British Columbia

100-year-old Vancouverite set to become world's oldest curler

Lola Holmes recently celebrated her 100th birthday. On Monday, the Vancouver Curling Club will honour her with a lifetime membership.

'I always made curling a priority for my health,' says centenarian Lola Holmes

Lola Holmes at her home on Vancouver's West Side. Holmes recently turned 100 and is set to become the world's oldest curler. (Maryse Zeidler/CBC)

The Guinness Book of World Records has nominated a Vancouver woman to officially become the world's oldest curler. 

On Sept. 16, Lola Holmes celebrated her 100th birthday along with more than 130 friends and family. On Monday, she'll hit the ice for the season's first practice, and the Vancouver Curling Club will honour her with a lifetime membership. 

"I always made curling a priority for my health," Holmes said from her West Side home, which she shares with her 95-year-old brother. 

"I'm very fortunate, but I think most people are capable of doing a lot more than they think they can do."

Vancouverite Lola Holmes celebrated her 100th birthday with about 130 friends and family at the Vancouver Curling Club. (Vancouver Curling Club)

Aubrey Holmes, one of her two sons, says Guinness is currently verifying his mother's eligibility for the title. 

"It's an inspiration to everybody in the family," he said. 

'Everybody's in such a hurry'

Lola Holmes is small but surprisingly spry for a centenarian — she moves around her home with the agility and precision of someone about 20 years younger.

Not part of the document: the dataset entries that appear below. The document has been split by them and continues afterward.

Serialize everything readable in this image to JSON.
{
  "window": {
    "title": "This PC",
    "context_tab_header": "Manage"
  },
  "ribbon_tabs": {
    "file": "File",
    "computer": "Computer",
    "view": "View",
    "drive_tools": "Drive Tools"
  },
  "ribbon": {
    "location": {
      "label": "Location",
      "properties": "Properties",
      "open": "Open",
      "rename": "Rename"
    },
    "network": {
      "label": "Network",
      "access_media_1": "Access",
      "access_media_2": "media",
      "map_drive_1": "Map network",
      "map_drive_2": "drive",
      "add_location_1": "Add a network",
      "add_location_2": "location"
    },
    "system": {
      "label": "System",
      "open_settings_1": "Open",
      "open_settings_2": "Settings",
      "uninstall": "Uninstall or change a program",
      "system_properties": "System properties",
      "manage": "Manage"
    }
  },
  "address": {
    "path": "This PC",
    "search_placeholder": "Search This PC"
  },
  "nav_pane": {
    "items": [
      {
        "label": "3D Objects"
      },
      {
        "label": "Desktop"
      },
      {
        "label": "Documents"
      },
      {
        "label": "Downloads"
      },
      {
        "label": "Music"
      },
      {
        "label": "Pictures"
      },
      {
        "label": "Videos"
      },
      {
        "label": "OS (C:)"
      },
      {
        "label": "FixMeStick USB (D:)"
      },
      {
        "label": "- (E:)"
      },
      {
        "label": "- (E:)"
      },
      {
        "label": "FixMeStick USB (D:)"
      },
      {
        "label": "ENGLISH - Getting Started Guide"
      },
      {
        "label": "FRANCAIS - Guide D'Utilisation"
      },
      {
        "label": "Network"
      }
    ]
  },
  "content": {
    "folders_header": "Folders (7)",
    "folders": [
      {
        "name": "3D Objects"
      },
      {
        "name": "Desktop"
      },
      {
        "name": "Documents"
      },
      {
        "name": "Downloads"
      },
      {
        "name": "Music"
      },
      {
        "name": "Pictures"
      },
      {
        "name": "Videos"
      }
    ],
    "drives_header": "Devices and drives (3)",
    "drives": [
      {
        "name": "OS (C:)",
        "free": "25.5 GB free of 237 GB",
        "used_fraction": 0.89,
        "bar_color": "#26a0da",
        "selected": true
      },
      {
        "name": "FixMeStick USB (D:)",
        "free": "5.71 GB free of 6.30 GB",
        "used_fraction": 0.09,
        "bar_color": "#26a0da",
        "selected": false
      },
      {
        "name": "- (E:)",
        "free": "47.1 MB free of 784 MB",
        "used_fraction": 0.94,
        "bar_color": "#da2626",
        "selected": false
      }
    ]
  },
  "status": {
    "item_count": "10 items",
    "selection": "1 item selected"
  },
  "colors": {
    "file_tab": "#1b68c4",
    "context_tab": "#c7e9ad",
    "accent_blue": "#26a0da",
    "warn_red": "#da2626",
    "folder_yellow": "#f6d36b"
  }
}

Which is, coincidentally, about how old she says she feels. 

Holmes was born on a farm in Luseland, Sask., where she grew up. A doctor came by horse and buggy to attend her birth. 

Lola Holmes worked as a nurse. She started curling again after she retired. (Lola Holmes)

She remembers going to school as a child and running to the windows with her classmates when the first planes flew across the sky. 

"We played, we had a wonderful time, we loved our family, we had family dinners. Now it's just fast food. Grab it, run. Everybody's in such a hurry. I don't know why," she said. 

First curl at 25

Holmes says she trained to become a nurse at St. Paul's Hospital in Saskatoon, and went on to earn a Bachelor of Science in nursing in Toronto. 

She first curled when she was 25 and living in Sudbury with her late husband, Sid Holmes, whom she met in university. But working as a registered nurse while raising two boys meant she had to give the sport up after a year. 

After the pair retired, they moved to Vancouver to help care for her mother, who lived to be three months shy of her 100th birthday. 

Lola Holmes, 100, is set to become the world's oldest curler. (Vancouver Curling Club)

Holmes took up curling again about 20 years ago, when she was in her early 80s. She says she wanted to keep active and make friends. 

"My love of curling includes the skill, the exercise and the sociability with friends on the ice. It's an excellent way to keep the mind and the body active," Holmes said. 

In winter, Holmes curls twice a week with a senior's league — in the off-season she does tai chi. Aubrey said she also walks 45 minutes a day.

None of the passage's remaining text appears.